Horror is a niche genre. Doing comedy is difficult. So any attempt to bring the two together, dangerously veers into deep scrutiny. Frankly, it’s really difficult to make people scare and laugh at the same time. Many have attempted and have fell flat. Fortunately producers Raj, DK and Dinesh Vijan, the veterans of zombie comedy ‘Go Goa Gone’ and debutant director Amar Kaushik, hit all the right notes, with a cleverly written script and some amazingly talented actors. Based on an urban legend that happened in Bangalore in the nineties, known as ‘Nale Ba’ which translates to ‘come tomorrow’, ‘Stree’ is a solid entertainer and has every potential of becoming a successful film at the box office.

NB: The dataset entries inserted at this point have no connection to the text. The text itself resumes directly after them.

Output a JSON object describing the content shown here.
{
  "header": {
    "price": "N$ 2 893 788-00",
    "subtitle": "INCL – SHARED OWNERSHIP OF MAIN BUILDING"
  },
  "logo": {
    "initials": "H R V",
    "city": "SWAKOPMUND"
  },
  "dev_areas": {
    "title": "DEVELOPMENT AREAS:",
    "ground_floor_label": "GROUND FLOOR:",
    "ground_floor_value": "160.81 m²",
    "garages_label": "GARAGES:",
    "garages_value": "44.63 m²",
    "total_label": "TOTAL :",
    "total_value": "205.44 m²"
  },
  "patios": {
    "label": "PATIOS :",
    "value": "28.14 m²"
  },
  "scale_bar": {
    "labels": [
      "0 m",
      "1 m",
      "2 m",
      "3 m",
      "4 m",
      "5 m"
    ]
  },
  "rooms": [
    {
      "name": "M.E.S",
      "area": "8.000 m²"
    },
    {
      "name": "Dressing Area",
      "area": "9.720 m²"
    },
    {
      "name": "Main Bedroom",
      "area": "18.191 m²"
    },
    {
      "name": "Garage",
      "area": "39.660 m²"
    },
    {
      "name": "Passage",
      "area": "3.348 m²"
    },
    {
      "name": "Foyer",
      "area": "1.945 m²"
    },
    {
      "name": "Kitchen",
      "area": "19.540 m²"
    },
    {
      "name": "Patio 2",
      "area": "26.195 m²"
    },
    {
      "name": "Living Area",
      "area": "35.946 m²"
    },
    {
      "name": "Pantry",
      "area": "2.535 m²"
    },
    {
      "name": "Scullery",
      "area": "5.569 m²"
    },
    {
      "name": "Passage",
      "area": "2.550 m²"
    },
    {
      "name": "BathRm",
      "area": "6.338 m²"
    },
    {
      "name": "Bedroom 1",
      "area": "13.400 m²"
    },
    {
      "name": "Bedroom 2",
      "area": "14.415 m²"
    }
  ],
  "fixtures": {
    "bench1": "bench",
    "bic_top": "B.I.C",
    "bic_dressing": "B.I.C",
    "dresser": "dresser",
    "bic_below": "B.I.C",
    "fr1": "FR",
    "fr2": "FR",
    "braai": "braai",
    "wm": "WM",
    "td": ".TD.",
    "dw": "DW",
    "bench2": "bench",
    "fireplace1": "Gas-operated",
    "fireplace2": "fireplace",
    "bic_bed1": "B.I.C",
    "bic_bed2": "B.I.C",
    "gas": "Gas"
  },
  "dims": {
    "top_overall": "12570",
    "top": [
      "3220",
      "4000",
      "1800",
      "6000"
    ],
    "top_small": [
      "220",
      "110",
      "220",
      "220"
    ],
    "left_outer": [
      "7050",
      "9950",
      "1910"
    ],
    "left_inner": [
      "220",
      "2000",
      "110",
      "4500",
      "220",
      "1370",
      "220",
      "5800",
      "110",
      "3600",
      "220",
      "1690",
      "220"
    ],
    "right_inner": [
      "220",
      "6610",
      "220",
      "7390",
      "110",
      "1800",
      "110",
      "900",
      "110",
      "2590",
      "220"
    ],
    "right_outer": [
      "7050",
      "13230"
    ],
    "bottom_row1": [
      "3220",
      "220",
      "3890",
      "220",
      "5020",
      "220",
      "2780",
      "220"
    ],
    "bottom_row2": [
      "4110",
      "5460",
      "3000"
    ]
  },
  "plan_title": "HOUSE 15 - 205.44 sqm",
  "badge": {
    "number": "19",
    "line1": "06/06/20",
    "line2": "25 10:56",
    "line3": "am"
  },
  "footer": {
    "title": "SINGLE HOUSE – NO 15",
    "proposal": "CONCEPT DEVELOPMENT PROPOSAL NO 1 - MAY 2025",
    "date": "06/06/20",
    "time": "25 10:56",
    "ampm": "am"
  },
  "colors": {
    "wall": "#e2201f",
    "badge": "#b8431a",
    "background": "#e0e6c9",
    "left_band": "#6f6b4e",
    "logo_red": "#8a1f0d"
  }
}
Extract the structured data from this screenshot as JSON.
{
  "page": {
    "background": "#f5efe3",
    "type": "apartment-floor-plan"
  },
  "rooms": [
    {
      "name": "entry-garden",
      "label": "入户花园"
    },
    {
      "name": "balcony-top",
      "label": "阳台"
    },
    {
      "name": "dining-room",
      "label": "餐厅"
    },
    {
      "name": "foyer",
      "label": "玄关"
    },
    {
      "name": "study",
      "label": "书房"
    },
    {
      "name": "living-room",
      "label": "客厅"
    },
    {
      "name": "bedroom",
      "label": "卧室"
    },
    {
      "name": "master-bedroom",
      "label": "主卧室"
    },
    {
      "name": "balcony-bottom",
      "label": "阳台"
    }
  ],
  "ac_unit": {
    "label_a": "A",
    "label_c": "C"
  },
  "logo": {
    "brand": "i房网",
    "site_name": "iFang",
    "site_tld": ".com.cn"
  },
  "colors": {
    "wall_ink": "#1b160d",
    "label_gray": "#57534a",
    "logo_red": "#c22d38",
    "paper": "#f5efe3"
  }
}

In a small town of Chanderi, where people live peacefully among the gossips of men going for ‘Frenship’ with prostitutes, elders stopping the young ones from watching ‘Suhaag Raat’ on the telly, an urban legend occurs every year for four days, where an evil spirit known as Stree takes men away, leaving their clothes only. The only way to stop her is to scribble on the walls – ‘Ohh Stree, Kal Aana’ meaning ‘Ohh Stree, Come Tomorrow’. Vicky or as he’s better known as Biki is the son of a local tailor and is famous for his amazing talent of ladies fashion in the vicinity. He can take measurements of a woman, only by glancing at her and is popularly known as ‘Manish Malhotra of Chanderi’. He and his two good-for-nothing friends, Jana and Bittu spend their times loitering around. So when his mysterious girlfriend’s arrival coincides with the time of Stree, all hell breaks loose. How he and his friends help the town from the clutches of the evil spirit, forms the crux of the tale.
To be honest, the first half of the film takes a good amount of time to set the premise but it feels like a breeze. Partly based on the premise of the prejudices that men have about women, it generously paints the characters being seedy, with multiple sexual innuendos and has an item song by a seductive Nora Fatehi for good measure. But once you’re invested into it, there’s no looking back on it. It becomes a madcap ride post interval and has superbly written jokes, sequences and even good amount of satire thrown into the mix. Be it the jibe at ‘Bhakts’ or a man living in the time of Emergency of 1975 or a minister waiting for the claps at the end of his speech, there are plenty of guffaws in the film and doesn’t disappoint at all. The writing is clever, has enough meat and picks up the lingo of a small town perfectly. It feels great to see the films made with the small town as the premise and the kudos goes to the writers Raj, DK and dialogue writer Sumeet Arora, who deserves a pat on the back, for some really hilarious quips.
You simply cannot go wrong with actors like Pankaj Tripathi and Aparshakti Khurrana. With a script that ably backs them up, they deliver fabulous performances respectively. Mr Tripathi plays Rudra, the Mr Know it all, has the audience in splits with his antics. He even has a running gag of an unknown lady called Shama calling on his phone but never once appears on the screen. Aparshakti is fabulous as Bittu, has a running gag of not filling his petrol tank adequately, done superbly. But the film belongs to Rajkumar Rao, the man who simply cannot do anything wrong, be it comedy or drama or romance. He just slays it as Biki, the ladies tailor. The way he enacts this whole persona is amazing. He gets the best lines, best sequences and brings the house down. Watch for his sequences when he speaks about his specialities as a tailor, his conversation with his father about controlling urges and towards the end when he mimics SRK while trying to be romantic! Shraddha Kapoor is strictly okay and frankly, her inadequacies as an actor show up, in front of such stalwarts. Abhishek Banerjee as Jana does well and mouths some finely written dialogues. Atul Srivastava as Biki’s father is fabulous, especially the sequence of ‘Swayam Sevak’!. Vijay Raaz’s cameo as a man stuck in the times of Emergency is hilarious.
‘Stree’ will make you roll on the floor and probably will also make you ponder at the preconceived notions and prejudices of men about women. But above all, it is a mass entertainer that will make you smile. Go for it.